Interest has skyrocketed over the last decade or so, with the number of players and competitions growing worldwide, according to the International Flipper Pinball Association. There were 500 players in 50 competitions worldwide in 2006, according to the IFPA. In 2017, there were nearly 4,500 competitions and more than 55,000 players.
"Pinball is not going away," says pinball player Zach Sharpe, also the spokesman for the world's leading pinball manufacturer Stern Pinball, Inc. in Elk Grove Village, a Chicago suburb. "It can't be replicated and I think that's why it never truly goes away."
The first game ever patented was in 1871, but access to games stalled from the 1940s through the 1970s with some cities banning pinball because it was deemed to be gambling, according to Roger Sharpe, Zach's father, who wrote the book "Pinball!"
The elder Sharpe is known in the pinball world for convincing the New York City Council that the game is more skill than luck, leading to the city lifting its ban in 1976 and precipitating the removal of similar restrictions elsewhere.
Since then, popularity has ebbed and flowed. But Zach Sharpe says his company's revenue has shot up in recent years.
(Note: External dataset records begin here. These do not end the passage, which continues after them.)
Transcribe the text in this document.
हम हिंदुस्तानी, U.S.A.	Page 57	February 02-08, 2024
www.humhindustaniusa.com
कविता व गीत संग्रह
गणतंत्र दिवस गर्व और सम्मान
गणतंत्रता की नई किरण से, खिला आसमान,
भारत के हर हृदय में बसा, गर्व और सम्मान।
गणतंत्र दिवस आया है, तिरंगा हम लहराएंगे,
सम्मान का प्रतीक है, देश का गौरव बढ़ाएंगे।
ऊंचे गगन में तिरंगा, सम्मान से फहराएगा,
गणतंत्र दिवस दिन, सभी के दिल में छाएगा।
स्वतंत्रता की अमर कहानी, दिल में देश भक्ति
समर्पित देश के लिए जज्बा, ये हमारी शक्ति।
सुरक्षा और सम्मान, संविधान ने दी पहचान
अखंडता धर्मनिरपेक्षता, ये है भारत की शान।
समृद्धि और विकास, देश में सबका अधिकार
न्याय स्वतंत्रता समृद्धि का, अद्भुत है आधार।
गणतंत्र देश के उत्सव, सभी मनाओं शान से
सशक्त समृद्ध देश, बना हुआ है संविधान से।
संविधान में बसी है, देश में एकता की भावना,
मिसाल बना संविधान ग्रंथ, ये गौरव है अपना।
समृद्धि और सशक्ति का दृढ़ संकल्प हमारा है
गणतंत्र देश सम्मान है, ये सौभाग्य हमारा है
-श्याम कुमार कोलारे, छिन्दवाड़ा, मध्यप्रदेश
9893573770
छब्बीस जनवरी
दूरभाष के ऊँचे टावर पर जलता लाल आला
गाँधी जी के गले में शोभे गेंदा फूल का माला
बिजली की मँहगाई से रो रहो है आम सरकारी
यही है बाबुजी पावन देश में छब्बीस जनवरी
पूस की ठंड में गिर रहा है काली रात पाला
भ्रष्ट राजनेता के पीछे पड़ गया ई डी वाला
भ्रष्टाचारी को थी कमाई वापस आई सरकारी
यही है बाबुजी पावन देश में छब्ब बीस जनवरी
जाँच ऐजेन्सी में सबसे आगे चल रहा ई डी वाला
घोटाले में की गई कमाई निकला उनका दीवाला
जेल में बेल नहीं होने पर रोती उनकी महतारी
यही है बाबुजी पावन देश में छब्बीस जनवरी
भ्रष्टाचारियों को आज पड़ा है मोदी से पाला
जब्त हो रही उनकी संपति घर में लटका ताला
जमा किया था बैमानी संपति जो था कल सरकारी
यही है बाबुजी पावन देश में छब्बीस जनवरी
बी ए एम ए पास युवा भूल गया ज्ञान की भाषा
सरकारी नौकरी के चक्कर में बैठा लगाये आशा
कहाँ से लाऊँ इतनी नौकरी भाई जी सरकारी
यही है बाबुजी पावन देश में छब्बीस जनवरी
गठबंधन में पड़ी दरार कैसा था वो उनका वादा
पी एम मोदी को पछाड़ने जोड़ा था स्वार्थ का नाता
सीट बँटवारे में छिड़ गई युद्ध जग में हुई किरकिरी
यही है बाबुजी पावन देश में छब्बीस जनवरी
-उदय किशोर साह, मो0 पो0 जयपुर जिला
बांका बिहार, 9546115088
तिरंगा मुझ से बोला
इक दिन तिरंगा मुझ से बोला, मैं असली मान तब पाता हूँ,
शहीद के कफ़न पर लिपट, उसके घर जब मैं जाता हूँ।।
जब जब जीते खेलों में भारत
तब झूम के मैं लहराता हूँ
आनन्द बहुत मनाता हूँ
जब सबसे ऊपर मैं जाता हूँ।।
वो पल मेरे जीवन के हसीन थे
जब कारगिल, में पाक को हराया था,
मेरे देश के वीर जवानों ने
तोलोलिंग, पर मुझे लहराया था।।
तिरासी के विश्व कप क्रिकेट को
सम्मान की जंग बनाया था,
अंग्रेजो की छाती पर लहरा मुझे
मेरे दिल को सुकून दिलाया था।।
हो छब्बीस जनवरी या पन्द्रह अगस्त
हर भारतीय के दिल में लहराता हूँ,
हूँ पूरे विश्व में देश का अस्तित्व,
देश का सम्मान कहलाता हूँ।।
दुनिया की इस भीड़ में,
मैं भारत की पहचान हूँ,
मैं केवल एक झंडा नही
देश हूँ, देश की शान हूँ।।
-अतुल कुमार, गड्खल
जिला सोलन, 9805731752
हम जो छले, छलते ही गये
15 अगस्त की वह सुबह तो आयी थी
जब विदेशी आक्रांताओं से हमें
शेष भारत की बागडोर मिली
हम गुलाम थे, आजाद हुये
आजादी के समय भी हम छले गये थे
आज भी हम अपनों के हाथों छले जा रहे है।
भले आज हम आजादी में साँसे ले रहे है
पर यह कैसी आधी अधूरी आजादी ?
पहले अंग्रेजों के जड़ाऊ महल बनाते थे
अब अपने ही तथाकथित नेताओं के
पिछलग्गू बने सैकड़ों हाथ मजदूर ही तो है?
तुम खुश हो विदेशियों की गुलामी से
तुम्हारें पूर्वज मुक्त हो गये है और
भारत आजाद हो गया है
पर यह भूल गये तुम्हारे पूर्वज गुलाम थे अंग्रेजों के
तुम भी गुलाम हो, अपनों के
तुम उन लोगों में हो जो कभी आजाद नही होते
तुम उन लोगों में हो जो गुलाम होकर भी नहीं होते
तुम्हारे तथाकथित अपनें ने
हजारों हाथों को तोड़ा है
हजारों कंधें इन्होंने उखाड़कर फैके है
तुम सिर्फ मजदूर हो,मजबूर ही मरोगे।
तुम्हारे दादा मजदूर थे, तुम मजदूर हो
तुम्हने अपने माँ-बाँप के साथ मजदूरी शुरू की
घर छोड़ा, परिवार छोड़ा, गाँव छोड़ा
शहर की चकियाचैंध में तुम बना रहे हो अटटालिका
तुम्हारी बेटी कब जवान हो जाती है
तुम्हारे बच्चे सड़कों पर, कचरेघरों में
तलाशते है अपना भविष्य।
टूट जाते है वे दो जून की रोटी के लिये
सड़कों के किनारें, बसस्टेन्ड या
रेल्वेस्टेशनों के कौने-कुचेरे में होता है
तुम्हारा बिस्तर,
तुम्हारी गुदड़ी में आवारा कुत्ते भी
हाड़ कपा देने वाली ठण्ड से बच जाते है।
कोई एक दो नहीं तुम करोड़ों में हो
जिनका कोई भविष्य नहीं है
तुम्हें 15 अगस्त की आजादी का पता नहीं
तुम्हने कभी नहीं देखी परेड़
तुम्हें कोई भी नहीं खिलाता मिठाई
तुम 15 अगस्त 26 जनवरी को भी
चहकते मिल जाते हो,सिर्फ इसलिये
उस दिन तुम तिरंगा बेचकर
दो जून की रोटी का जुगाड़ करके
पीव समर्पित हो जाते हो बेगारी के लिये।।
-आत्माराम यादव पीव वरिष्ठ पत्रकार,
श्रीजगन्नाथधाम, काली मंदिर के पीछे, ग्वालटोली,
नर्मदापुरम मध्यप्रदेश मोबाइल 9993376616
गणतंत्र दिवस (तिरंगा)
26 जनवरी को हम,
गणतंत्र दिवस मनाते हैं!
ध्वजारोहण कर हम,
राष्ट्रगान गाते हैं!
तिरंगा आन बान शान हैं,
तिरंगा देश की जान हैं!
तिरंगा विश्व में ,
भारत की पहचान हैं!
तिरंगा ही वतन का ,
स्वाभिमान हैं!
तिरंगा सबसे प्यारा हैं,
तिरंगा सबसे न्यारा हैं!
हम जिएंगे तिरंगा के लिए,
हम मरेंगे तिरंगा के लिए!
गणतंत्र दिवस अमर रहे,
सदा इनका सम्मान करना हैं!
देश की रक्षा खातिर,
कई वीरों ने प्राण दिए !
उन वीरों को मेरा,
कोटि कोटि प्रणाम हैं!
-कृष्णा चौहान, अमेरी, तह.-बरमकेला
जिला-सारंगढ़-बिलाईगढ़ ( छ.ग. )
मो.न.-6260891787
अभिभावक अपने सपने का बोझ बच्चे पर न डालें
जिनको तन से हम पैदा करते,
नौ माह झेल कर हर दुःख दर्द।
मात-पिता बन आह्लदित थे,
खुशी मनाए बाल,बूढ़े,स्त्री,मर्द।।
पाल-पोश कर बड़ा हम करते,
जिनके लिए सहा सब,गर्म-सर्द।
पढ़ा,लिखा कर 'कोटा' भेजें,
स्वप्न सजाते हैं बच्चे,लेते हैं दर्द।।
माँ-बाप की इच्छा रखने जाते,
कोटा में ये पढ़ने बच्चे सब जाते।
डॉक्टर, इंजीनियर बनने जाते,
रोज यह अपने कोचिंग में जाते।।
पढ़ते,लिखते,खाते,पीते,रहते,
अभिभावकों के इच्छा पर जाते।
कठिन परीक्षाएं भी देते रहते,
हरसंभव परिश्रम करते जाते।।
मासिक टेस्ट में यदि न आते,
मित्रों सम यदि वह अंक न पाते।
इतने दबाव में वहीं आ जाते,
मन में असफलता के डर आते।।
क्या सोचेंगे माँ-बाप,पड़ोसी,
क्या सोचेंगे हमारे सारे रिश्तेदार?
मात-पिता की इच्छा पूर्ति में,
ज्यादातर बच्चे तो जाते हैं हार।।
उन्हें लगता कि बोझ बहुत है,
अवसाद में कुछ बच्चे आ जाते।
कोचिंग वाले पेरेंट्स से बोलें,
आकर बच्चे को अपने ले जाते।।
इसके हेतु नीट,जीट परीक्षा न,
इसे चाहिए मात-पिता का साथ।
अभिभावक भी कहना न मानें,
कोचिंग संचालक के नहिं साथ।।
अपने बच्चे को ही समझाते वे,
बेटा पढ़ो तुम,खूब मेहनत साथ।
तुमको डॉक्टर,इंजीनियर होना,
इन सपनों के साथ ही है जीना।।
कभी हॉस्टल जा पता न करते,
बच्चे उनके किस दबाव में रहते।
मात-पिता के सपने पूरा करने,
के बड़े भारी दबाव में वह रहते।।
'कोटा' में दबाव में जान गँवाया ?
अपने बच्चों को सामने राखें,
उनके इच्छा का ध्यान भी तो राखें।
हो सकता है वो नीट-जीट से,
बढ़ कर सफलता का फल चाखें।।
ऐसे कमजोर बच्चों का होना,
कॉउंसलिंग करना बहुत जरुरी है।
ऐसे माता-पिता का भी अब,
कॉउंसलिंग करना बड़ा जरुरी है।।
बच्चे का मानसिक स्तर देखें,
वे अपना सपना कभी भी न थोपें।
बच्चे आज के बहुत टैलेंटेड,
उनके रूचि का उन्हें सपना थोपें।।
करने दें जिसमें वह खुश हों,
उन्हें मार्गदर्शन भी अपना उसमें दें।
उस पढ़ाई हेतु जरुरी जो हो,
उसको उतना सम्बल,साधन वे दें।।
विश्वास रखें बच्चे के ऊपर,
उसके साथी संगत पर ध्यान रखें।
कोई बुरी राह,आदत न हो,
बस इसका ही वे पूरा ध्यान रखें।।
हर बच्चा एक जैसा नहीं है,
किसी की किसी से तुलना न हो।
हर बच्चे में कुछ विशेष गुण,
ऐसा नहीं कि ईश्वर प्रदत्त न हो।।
This year revenue grew 30 percent over 2016 and 2016 was up 40 percent over 2015.
He attributes some of this growth to smartphone applications that show enthusiasts where to find pinball machines, video pinball and arcade bars.
The game attracts a variety of ages, including 14-year-old Escher Lefkoff, who at 13 won the Professional and Amateur Pinball Association's World Championships last spring.
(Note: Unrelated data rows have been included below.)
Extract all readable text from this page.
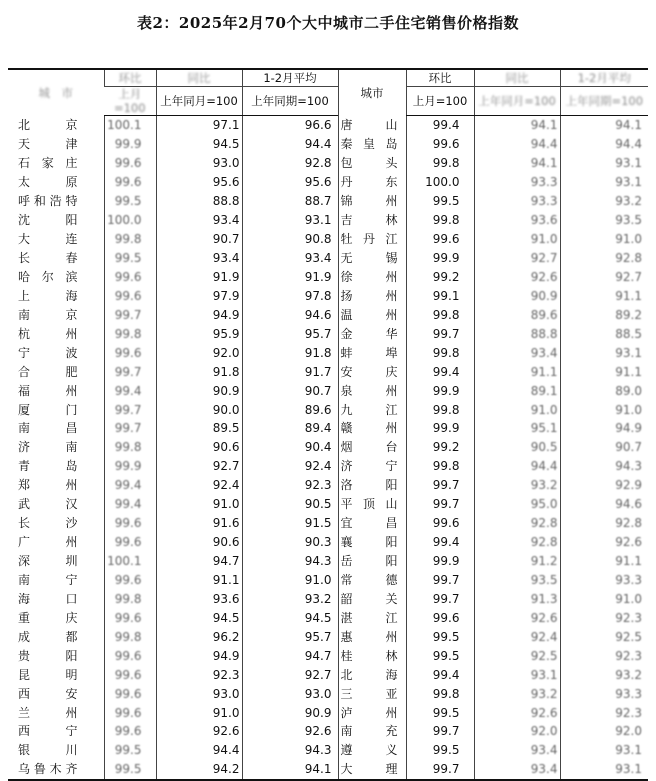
表2：2025年2月70个大中城市二手住宅销售价格指数
城　市	环比	同比	1-2月平均	城市	环比	同比	1-2月平均
	上月=100	上年同月=100	上年同期=100		上月=100	上年同月=100	上年同期=100
北京	100.1	97.1	96.6	唐山	99.4	94.1	94.1
天津	99.9	94.5	94.4	秦皇岛	99.6	94.4	94.4
石家庄	99.6	93.0	92.8	包头	99.8	94.1	93.1
太原	99.6	95.6	95.6	丹东	100.0	93.3	93.1
呼和浩特	99.5	88.8	88.7	锦州	99.5	93.3	93.2
沈阳	100.0	93.4	93.1	吉林	99.8	93.6	93.5
大连	99.8	90.7	90.8	牡丹江	99.6	91.0	91.0
长春	99.5	93.4	93.4	无锡	99.9	92.7	92.8
哈尔滨	99.6	91.9	91.9	徐州	99.2	92.6	92.7
上海	99.6	97.9	97.8	扬州	99.1	90.9	91.1
南京	99.7	94.9	94.6	温州	99.8	89.6	89.2
杭州	99.8	95.9	95.7	金华	99.7	88.8	88.5
宁波	99.6	92.0	91.8	蚌埠	99.8	93.4	93.1
合肥	99.7	91.8	91.7	安庆	99.4	91.1	91.1
福州	99.4	90.9	90.7	泉州	99.9	89.1	89.0
厦门	99.7	90.0	89.6	九江	99.8	91.0	91.0
南昌	99.7	89.5	89.4	赣州	99.9	95.1	94.9
济南	99.8	90.6	90.4	烟台	99.2	90.5	90.7
青岛	99.9	92.7	92.4	济宁	99.8	94.4	94.3
郑州	99.4	92.4	92.3	洛阳	99.7	93.2	92.9
武汉	99.4	91.0	90.5	平顶山	99.7	95.0	94.6
长沙	99.6	91.6	91.5	宜昌	99.6	92.8	92.8
广州	99.6	90.6	90.3	襄阳	99.4	92.8	92.6
深圳	100.1	94.7	94.3	岳阳	99.9	91.2	91.1
南宁	99.6	91.1	91.0	常德	99.7	93.5	93.3
海口	99.8	93.6	93.2	韶关	99.7	91.3	91.0
重庆	99.6	94.5	94.5	湛江	99.6	92.6	92.3
成都	99.8	96.2	95.7	惠州	99.5	92.4	92.5
贵阳	99.6	94.9	94.7	桂林	99.5	92.5	92.3
昆明	99.6	92.3	92.7	北海	99.4	93.1	93.2
西安	99.6	93.0	93.0	三亚	99.8	93.2	93.3
兰州	99.6	91.0	90.9	泸州	99.5	92.6	92.3
西宁	99.6	92.6	92.6	南充	99.7	92.0	92.0
银川	99.5	94.4	94.3	遵义	99.5	93.4	93.1
乌鲁木齐	99.5	94.2	94.1	大理	99.7	93.4	93.1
"It was my day," he said recently at the Chicago Pinball Expo. "I played great that day and I won. It was the most magical moment of my life."
His dad Adam Lefkoff is also a ranked player and inspired his son to play when he was just two years old. Nearly 12 percent of ranked players are women.
The Lefkoffs travel to pinball tournaments from their home in Longmont, Colorado, and Adam Lefkoff says the game teaches his son life lessons.
"The ball is going to drain. That is inevitable," said Adam Lefkoff. "It's important what you do while the ball is in play."